For solo musicians playing fingerpicked acoustic guitar, technical skill and physical dexterity are kind of important. So important, in fact, that it could be tempting to concentrate on technique, letting musical creativity – i.e. actually writing unique, compelling songs – take care of itself. That might work for some, but it's never been Daniel Bachman's way. He's always been more interested in following ideas, making his chops serve his songs' journeys, not the other way around.
The Morning Star, Bachman's eighth album in just seven years, is perhaps the most stunning example of this outlook. With seven tracks stretched across 75 minutes and four LP sides, it's his most ambitious effort so far, and his most experimental. It's filled with abstract tones, dense atmospheres, deconstructed tunes and rich field recordings. Bachman isn't just playing guitar, he's sculpting sound, with an openness to ideas that forces convention to take a back seat.
That approach comes across immediately on "Invocation," which occupies all 18 minutes of The Morning Star's first side. Starting with the desolate rings of a bell, Bachman slowly winds through a maelstrom of noises, including a lengthy stretch of string bowing that recalls both the long drones of his fellow Virginia crew Pelt and the "hillbilly blues" violin of Henry Flynt. Even more radical is "Car," which eschews guitar for a trembling organ drone, mixed with muffled samples from AM radio. It's more like sound art than folk music, but it's not overthought.

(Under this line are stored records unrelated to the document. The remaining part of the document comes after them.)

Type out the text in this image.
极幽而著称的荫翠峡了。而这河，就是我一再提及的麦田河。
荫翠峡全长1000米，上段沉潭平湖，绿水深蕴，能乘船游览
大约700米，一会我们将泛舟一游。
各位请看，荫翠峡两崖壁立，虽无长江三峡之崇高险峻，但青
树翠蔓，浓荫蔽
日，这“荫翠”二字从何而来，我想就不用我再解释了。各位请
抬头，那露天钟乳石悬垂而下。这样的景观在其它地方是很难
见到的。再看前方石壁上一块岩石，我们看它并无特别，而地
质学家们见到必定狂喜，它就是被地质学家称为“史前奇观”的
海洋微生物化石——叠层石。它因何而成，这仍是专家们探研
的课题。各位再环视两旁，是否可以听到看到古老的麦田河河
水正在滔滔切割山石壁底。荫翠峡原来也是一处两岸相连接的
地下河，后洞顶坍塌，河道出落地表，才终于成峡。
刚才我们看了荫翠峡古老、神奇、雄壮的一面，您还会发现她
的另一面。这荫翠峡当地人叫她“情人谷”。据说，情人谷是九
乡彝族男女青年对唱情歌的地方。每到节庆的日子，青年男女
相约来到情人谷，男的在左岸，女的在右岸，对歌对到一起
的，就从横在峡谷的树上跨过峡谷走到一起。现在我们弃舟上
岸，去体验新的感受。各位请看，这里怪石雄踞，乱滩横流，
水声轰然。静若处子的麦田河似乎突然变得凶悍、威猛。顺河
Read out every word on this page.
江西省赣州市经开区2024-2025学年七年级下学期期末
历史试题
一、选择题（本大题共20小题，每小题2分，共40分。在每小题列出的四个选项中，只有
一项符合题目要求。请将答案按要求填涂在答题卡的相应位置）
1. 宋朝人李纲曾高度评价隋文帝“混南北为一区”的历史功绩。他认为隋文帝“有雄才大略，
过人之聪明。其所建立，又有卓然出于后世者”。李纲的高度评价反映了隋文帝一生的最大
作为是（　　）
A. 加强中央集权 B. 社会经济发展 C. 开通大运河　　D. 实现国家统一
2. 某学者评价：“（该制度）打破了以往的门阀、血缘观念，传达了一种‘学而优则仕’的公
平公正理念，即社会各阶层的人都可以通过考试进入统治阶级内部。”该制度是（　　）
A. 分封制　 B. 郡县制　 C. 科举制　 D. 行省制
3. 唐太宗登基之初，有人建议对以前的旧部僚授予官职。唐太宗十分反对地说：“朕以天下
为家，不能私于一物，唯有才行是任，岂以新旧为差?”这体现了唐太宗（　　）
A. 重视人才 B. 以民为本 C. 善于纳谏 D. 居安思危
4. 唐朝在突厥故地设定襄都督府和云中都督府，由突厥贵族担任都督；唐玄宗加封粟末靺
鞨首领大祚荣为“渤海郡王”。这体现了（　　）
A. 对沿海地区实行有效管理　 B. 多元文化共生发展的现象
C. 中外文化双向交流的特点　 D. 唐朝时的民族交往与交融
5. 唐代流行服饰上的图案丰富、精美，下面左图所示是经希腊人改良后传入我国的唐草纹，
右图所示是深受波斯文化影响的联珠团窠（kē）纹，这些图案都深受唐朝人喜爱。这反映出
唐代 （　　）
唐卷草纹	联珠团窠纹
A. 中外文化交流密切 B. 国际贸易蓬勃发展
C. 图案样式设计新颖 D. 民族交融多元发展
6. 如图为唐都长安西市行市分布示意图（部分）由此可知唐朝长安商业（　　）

Bachman does play conventional guitar music on The Morning Star, and beautifully so. "Song for the Setting Sun III" and "Song for the Setting Sun IV" continue a series he began on 2015's River. "IV," in particular, offers engaging, energized string action, as Bachman strums and plucks himself into a resonating sprint. But even that track uses pauses, near-silence, and stretches that sound like insects chirping and dogs barking. Experiencing it is more like hanging out with Bachman on his porch, picking his brain and absorbing the weather around him, than listening to a polished tune.
Bachman ends The Morning Star with its longest track outside of "Invocation," a 13-minute trek called "New Moon." It starts with cozy field recordings and sparse plucks, as if it's time to sit back and think about what we've heard up to now. Eventually Bachman's guitar intensifies, alternating between quick runs and halting notes. As Lars Gotrich put it when debuting the track here last month, Bachman is "tentative one moment, fervid the next." It's a fitting way to cap off The Morning Star, a record that's full of surprises but always feels natural.